ÖSTERREICH: Um das Thema „Wohnen“ ist es rasch still geworden.
Faymann: Wir haben eine Arbeitsgruppe zum Thema „Wohnen“ eingesetzt. Sie wird bis Mai mit ihrer Arbeit fertig sein mit dem Ziel, dass es dann ein Wohnpaket gibt. Ich hoffe, es gibt rasch eine Einigung für die Zweckbindung der Wohnbaugelder, aber auch der Rückflüsse der Wohnbaudarlehen, sodass man rund 300 Millionen Euro pro Jahr zusätzlich in den Wohnbau investieren kann. Ich bin auch dafür, dass die Pensionskassen ein Modell erarbeiten, wie ihr Anlegergeld dem Wohnbau zugutekommt.
ÖSTERREICH: Wird in dem Wohnpaket auch ein neues Mietrecht mit einer Deckelung des Mietpreises enthalten sein?
Faymann: Da bin ich deswegen skeptisch, weil es bei diesem Thema Differenzen mit der ÖVP gibt. Ich bin auf der Seite der Konsumentenschützer, die sagen, man muss die Zuschläge zum Quadratmeter-Richtpreis künftig limitieren. Ein Limit von 25 Prozent, wie es der Konsumentenschutz will, fände ich gut. Ich bin dafür, dass wir alle Zuschläge transparent machen und dass wir sie limitieren. Wunderbar – wenn die ÖVP mitmacht.

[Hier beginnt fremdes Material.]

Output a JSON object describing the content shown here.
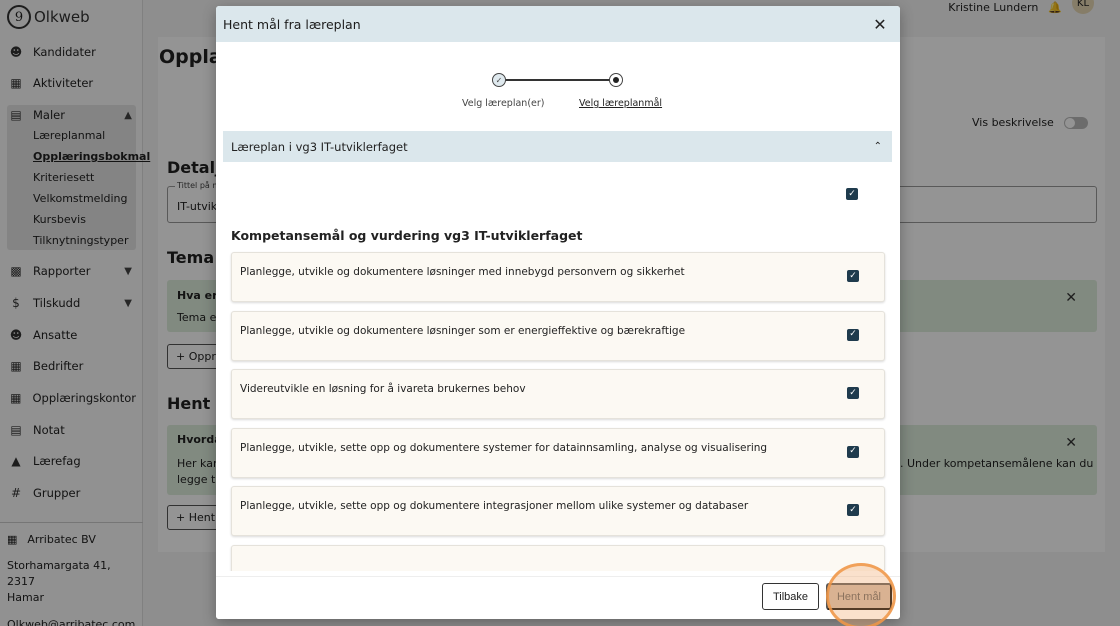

ÖSTERREICH: Werden wir beide ein neues Lehrerdienstrecht noch erleben?
Faymann: Da bin ich sehr optimistisch. Ich bin in Sachen Lehrerdienstrecht mit dem Vizekanzler auf einer Linie. Wir unterstützen unsere Minister, die das mit den Lehrern verhandeln und wollen beide, dass das noch vor dem Sommer fertig ist.
ÖSTERREICH: Und wenn die Lehrer weiter blockieren?

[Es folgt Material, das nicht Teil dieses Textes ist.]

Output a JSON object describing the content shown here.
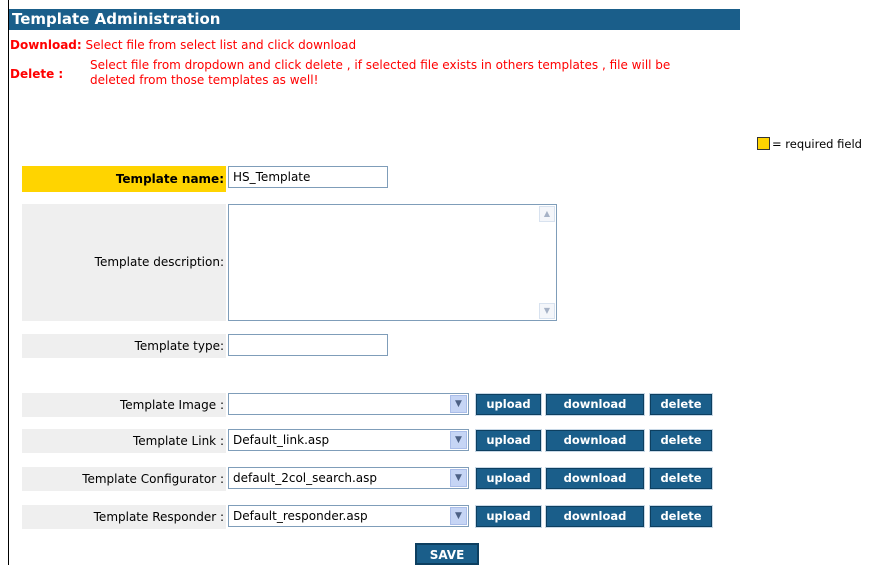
{
  "header": {
    "title": "Template Administration"
  },
  "instructions": {
    "download_label": "Download:",
    "download_text": "Select file from select list and click download",
    "delete_label": "Delete :",
    "delete_text_line1": "Select file from dropdown and click delete , if selected file exists in others templates , file will be",
    "delete_text_line2": "deleted from those templates as well!"
  },
  "legend": {
    "text": "= required field"
  },
  "form": {
    "name_label": "Template name:",
    "name_value": "HS_Template",
    "description_label": "Template description:",
    "description_value": "",
    "type_label": "Template type:",
    "type_value": ""
  },
  "file_rows": [
    {
      "label": "Template Image :",
      "selected": ""
    },
    {
      "label": "Template Link :",
      "selected": "Default_link.asp"
    },
    {
      "label": "Template Configurator :",
      "selected": "default_2col_search.asp"
    },
    {
      "label": "Template Responder :",
      "selected": "Default_responder.asp"
    }
  ],
  "buttons": {
    "upload": "upload",
    "download": "download",
    "delete": "delete",
    "save": "SAVE"
  },
  "colors": {
    "header_bg": "#1a5e8a",
    "required": "#ffd400",
    "instruction_text": "#ff0000"
  }
}
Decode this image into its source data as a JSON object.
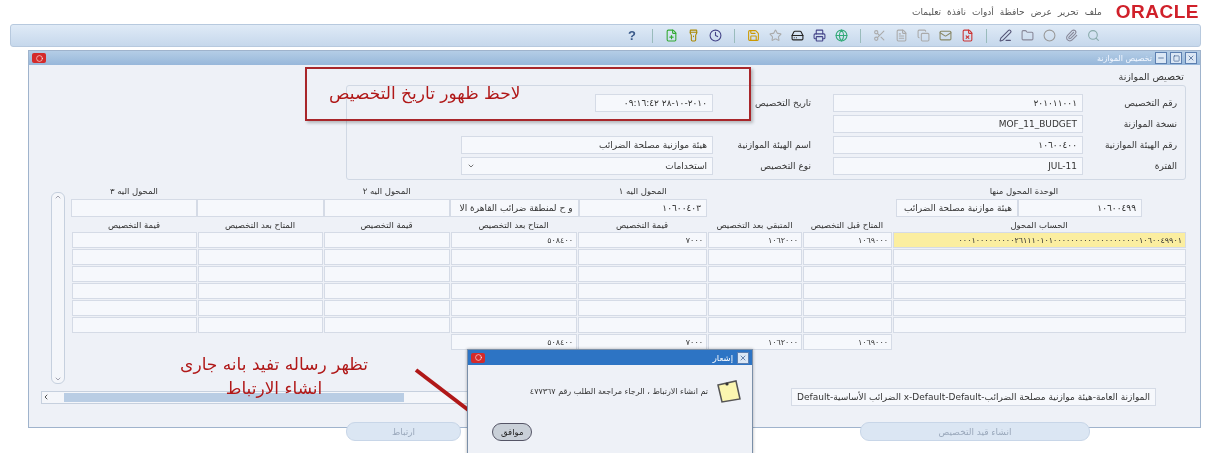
{
  "app": {
    "logo": "ORACLE",
    "menu": [
      "ملف",
      "تحرير",
      "عرض",
      "حافظة",
      "أدوات",
      "نافذة",
      "تعليمات"
    ],
    "help": "?"
  },
  "window": {
    "title": "تخصيص الموازنة",
    "section_title": "تخصيص الموازنة",
    "fields_right": [
      {
        "label": "رقم التخصيص",
        "value": "٢٠١٠١١٠٠١",
        "kind": "text"
      },
      {
        "label": "نسخة الموازنة",
        "value": "MOF_11_BUDGET",
        "kind": "text"
      },
      {
        "label": "رقم الهيئة الموازنية",
        "value": "١٠٦٠٠٤٠٠",
        "kind": "text"
      },
      {
        "label": "الفترة",
        "value": "JUL-11",
        "kind": "text"
      }
    ],
    "fields_middle": [
      {
        "label": "تاريخ التخصيص",
        "value": "٢٠١٠-١٠-٢٨ ٠٩:١٦:٤٢",
        "kind": "text"
      },
      {
        "label": "اسم الهيئة الموازنية",
        "value": "هيئة موازنية مصلحة الضرائب",
        "kind": "text"
      },
      {
        "label": "نوع التخصيص",
        "value": "استخدامات",
        "kind": "select"
      }
    ],
    "transfer_from": {
      "label": "الوحدة المحول منها",
      "code": "١٠٦٠٠٤٩٩",
      "name": "هيئة موازنية مصلحة الضرائب"
    },
    "transfer_to": [
      {
        "label": "المحول اليه ١",
        "code": "١٠٦٠٠٤٠٣",
        "name": "و ح لمنطقة ضرائب القاهرة الا"
      },
      {
        "label": "المحول اليه ٢"
      },
      {
        "label": "المحول اليه ٣"
      }
    ],
    "table": {
      "columns": [
        "الحساب المحول",
        "المتاح قبل التخصيص",
        "المتبقي بعد التخصيص",
        "قيمة التخصيص",
        "المتاح بعد التخصيص",
        "قيمة التخصيص",
        "المتاح بعد التخصيص",
        "قيمة التخصيص"
      ],
      "rows": [
        {
          "selected": true,
          "cells": [
            "٠٠٠١٠٠٠٠٠٠٠٠٠٢٦١١١٠١٠١٠٠٠٠٠٠٠٠٠٠٠٠٠٠٠٠٠٠٠٠١٠٦٠٠٤٩٩٠١",
            "١٠٦٩٠٠٠",
            "١٠٦٢٠٠٠",
            "٧٠٠٠",
            "٥٠٨٤٠٠"
          ]
        }
      ],
      "totals": [
        "١٠٦٩٠٠٠",
        "١٠٦٢٠٠٠",
        "٧٠٠٠",
        "٥٠٨٤٠٠"
      ]
    },
    "description": "الموازنة العامة-هيئة موازنية مصلحة الضرائب-x-Default-Default الضرائب الأساسية-Default",
    "buttons": [
      {
        "label": "انشاء قيد التخصيص",
        "disabled": true
      },
      {
        "label": "ارتباط",
        "disabled": true
      }
    ]
  },
  "dialog": {
    "title": "إشعار",
    "message": "تم انشاء الارتباط ، الرجاء مراجعة الطلب رقم ٤٧٧٣٦٧",
    "button": "موافق"
  },
  "annotations": [
    {
      "kind": "boxed",
      "text": "لاحظ ظهور تاريخ التخصيص"
    },
    {
      "kind": "arrow",
      "text": "تظهر رساله تفيد بانه جارى انشاء الارتباط"
    }
  ]
}
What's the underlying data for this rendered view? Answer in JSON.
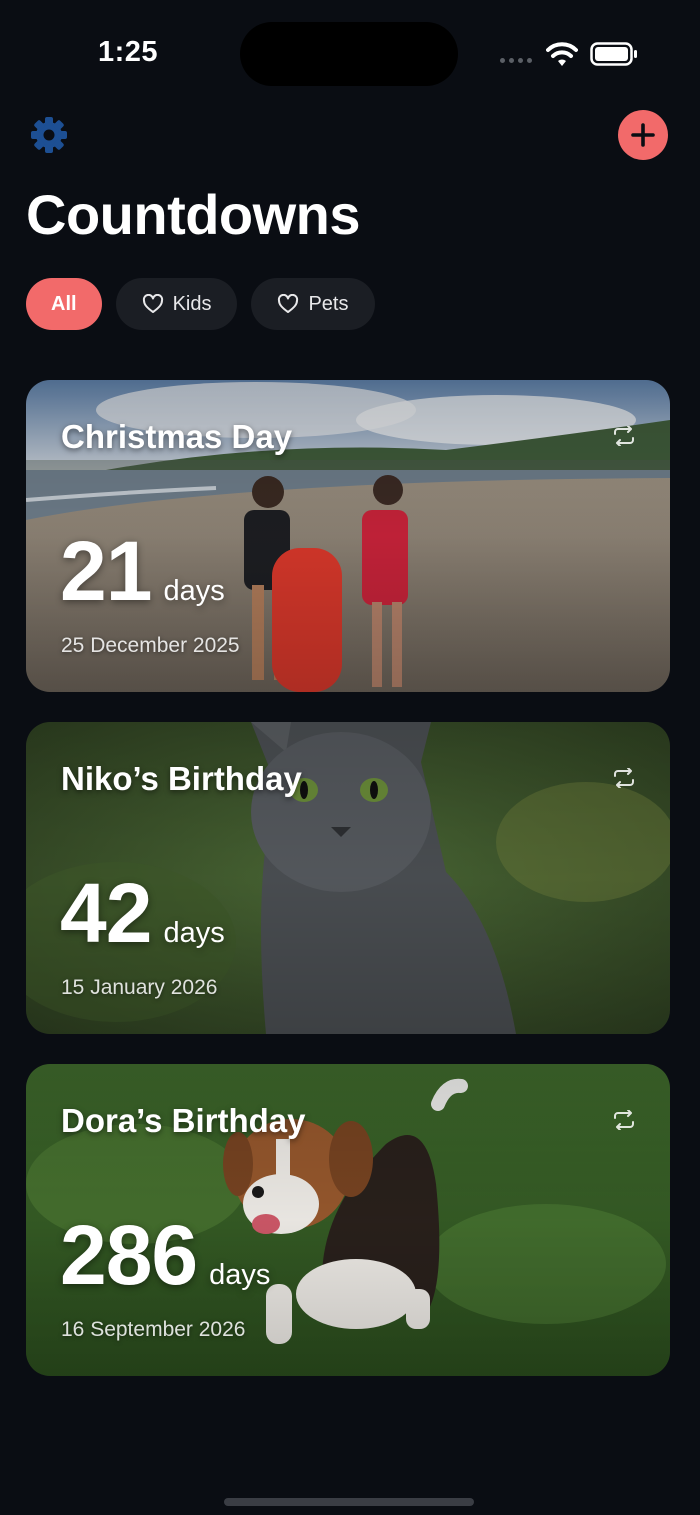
{
  "status": {
    "time": "1:25"
  },
  "header": {
    "title": "Countdowns"
  },
  "filters": [
    {
      "label": "All",
      "icon": "",
      "active": true
    },
    {
      "label": "Kids",
      "icon": "heart-outline-icon",
      "active": false
    },
    {
      "label": "Pets",
      "icon": "heart-outline-icon",
      "active": false
    }
  ],
  "events": [
    {
      "title": "Christmas Day",
      "count": "21",
      "unit": "days",
      "date": "25 December 2025",
      "repeats": true
    },
    {
      "title": "Niko’s Birthday",
      "count": "42",
      "unit": "days",
      "date": "15 January 2026",
      "repeats": true
    },
    {
      "title": "Dora’s Birthday",
      "count": "286",
      "unit": "days",
      "date": "16 September 2026",
      "repeats": true
    }
  ],
  "colors": {
    "accent": "#f26a6a",
    "settings": "#1d4f93",
    "background": "#0a0d13",
    "chip": "#1b1e24"
  }
}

Faymann: Wenn da nicht in den nächsten Wochen Resultate am Tisch sind, werden wir beide uns einschalten, wenn nötig auch mit einem Gipfelgespräch, damit man zu einem Ergebnis kommt. Wir haben in diesem Land im Konsens ein Sparpaket geschafft – wir werden auch im Konsens ein Lehrerdienstrecht schaffen, in dem die Lehrer künftig mehr Zeit in der Schule verbringen.